Bitcoin ETF Decision
Ten days ago, Bitcoin dropped to $6,400 in just a few minutes from over $8,000. This price action was triggered by a 5,000 BTC sell-off. At that time, this equalled $35 million and generated a flash crash of 20%. However, things changed in a very fast way. A few minutes later, Bitcoin bounced to $7,500 and was traded between this price and $8,000 for over a week.
This sell order that caused Bitcoin’s price to drop on Bitstamp had a negative effect over BitMEX. BitMEX relied on Bitstamp’s feed until May 20, thus, this price action liquidated a large number of contracts.
After this situation, BitMEX added Kraken to its index in order to reduce the chances of manipulation.
About it, the BitMEX team commented:
“Effective 22 May 2019 at 04:00 UTC, Kraken will be reintroduced into several of BitMEX’s Altcoin and Bitcoin Indices. This update is a reflection of a change in our Kraken market data feed handler from using Kraken’s REST API to their new Websocket API.”
This price action can have a negative effect on a Bitcoin ETF approval in the future. Eric Conner, Gnosis product developer, suggested on Twitter that if a whale is able to crash the entire crypto market an ETF is far from being approved.
A whale crashes the entire crypto market 20% in 5 minutes with a single sell order on the books and people actually think an ETF is coming? 🤣
— eric.eth (@econoar) May 17, 2019
The U.S. Securities and Exchange Commission (SEC) has been working in order to approve a Bitcoin ETF. However, this didn’t happen until now. Commissioners continue their discussions about how Bitcoin should be regulated and how mature the market should be. Market manipulation and volatility are some of the main concerns of those commissioners against the approval for an ETF.

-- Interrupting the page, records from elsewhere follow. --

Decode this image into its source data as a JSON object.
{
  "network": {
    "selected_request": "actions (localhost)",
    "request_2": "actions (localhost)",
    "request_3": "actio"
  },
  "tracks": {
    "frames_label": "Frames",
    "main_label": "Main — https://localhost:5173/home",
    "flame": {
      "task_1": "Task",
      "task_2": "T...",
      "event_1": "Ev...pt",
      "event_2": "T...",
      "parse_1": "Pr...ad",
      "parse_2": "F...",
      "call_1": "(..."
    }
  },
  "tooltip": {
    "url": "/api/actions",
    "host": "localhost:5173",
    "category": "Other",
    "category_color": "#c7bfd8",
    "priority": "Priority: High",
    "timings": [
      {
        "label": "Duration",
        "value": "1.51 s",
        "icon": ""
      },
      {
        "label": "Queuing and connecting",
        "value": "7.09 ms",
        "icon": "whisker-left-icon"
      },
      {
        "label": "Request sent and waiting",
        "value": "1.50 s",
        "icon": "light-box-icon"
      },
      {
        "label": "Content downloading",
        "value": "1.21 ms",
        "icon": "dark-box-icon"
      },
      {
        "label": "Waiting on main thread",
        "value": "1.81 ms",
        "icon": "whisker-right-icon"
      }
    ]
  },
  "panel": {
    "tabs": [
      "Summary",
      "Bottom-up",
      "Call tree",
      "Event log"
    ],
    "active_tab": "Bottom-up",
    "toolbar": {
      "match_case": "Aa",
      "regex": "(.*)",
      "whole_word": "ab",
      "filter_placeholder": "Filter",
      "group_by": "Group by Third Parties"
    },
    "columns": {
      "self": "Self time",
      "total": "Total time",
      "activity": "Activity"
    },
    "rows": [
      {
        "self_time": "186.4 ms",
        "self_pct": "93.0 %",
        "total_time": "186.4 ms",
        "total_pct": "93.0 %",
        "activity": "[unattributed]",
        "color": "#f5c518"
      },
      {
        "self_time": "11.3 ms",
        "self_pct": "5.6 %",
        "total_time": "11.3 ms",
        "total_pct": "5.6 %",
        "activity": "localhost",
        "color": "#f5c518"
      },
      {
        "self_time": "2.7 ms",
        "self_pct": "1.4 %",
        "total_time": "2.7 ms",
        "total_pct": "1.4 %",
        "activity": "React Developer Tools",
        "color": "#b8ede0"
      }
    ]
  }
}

Each of the ETF rejections in the past cited market manipulation and unregulated exchanges. Crypto platforms will have to work in order to make sure that these things do not happen again. In a recent interview with Cointelegraph, Gabor Gurbacs, the director of digital asset strategy at VanEck said that millions of U.S. citizens trade and hold Bitcoin on an exchange and a regulated ETF would protect retail investors.